Professor Samuel Scarpino, head of Northeastern University’s Emergent Epidemics Lab, said it will be difficult for state and county officials to decide on which kinds of businesses and gatherings to impose tighter restrictions on until they can better determine where transmission is occurring.
“Reading between the lines, it sounds like they don’t know where the cases are coming from, and that means the contact tracing is not working,” he said. “If you’re talking to someone and they don’t know where they got infected, and you can’t connect the chain of transmission. That means the transmission is out of control.”
The state has not released the data analyses because officials are further vetting them, Nevada Department of Health and Human Services deputy administrator Julia Peek said Monday. That includes comparing the data analysis to businesses that have violated COVID-19-related health and safety guidelines.
Scarpino said there is value in publishing data on possible exposure sites, especially if one particular business has seen a relatively large number of infected people. However, he agreed that the information has shortcomings.
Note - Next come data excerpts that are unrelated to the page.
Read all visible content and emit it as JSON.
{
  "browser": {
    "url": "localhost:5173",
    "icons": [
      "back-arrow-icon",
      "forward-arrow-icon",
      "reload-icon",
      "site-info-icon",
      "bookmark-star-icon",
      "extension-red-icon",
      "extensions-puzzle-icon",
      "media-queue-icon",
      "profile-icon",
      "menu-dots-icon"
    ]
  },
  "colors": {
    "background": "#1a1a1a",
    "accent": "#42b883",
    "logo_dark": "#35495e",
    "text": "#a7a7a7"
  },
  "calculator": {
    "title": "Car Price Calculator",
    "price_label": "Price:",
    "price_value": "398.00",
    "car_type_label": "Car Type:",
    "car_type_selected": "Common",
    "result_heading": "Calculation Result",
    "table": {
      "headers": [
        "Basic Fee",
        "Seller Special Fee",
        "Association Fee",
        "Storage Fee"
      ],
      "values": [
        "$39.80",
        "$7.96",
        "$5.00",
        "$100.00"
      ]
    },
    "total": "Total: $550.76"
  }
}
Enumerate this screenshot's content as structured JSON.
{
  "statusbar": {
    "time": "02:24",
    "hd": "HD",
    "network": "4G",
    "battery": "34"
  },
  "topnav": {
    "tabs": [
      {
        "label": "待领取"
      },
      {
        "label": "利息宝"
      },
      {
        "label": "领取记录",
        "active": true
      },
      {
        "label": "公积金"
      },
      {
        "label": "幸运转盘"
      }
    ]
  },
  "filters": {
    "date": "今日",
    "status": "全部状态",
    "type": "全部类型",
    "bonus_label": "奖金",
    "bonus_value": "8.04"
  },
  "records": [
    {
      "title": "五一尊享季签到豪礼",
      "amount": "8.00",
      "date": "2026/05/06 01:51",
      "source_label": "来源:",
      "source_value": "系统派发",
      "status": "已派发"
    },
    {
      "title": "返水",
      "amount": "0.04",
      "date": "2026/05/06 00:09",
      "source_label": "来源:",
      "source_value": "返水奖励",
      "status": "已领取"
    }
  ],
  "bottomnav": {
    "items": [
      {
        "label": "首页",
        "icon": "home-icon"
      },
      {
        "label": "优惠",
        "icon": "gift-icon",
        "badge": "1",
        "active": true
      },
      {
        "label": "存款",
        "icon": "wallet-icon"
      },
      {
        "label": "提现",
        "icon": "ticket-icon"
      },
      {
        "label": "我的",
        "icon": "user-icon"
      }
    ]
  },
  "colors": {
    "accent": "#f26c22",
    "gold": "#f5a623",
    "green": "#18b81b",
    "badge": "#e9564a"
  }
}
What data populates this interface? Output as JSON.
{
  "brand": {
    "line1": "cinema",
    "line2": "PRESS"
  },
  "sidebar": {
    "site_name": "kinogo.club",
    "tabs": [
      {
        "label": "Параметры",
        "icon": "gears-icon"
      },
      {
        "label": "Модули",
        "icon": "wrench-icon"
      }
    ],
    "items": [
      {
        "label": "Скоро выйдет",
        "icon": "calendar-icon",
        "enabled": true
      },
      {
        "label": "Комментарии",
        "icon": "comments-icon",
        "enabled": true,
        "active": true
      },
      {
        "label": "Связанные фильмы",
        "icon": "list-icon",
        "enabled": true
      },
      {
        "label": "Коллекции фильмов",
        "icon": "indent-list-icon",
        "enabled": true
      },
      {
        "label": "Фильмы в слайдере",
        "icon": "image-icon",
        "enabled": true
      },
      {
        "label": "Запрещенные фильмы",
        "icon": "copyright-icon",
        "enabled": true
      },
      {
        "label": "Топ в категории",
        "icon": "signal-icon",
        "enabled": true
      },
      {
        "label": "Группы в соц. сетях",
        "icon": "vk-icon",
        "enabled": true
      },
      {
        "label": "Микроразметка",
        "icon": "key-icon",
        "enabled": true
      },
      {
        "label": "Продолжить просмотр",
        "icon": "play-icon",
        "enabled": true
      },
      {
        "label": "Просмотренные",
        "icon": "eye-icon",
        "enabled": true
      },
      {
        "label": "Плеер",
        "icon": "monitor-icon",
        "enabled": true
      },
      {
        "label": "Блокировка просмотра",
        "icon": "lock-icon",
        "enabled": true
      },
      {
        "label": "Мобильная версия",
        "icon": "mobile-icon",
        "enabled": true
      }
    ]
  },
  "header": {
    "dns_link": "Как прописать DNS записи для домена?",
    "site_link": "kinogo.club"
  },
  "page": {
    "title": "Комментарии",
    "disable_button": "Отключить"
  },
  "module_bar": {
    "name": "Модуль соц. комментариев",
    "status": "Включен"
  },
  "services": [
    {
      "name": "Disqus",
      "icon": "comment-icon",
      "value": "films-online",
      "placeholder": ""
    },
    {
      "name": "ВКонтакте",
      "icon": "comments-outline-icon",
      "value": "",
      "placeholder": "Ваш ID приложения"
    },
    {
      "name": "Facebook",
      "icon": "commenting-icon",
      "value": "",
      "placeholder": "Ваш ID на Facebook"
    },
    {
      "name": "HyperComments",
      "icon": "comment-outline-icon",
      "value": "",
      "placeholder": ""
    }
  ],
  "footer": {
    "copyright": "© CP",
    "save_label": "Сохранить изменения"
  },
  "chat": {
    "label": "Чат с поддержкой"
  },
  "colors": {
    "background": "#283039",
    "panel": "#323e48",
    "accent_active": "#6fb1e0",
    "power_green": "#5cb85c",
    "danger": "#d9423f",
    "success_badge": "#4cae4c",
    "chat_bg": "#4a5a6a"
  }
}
“You’re going to have lots of businesses show up on this list because lots of people go to them, not necessarily because those are the high-risk transmission places,” he said.
Scarpino praised state officials for launching an app, named COVID Trace, to bolster contact tracing. Users of the app are notified if another user who was recently near them tests positive for COVID-19.
Peek encouraged all residents and visitors to the state to download COVID Trace. She pledged it would keep users’ identifying information confidential.
“The more people we get the more effective the app will be,” she said.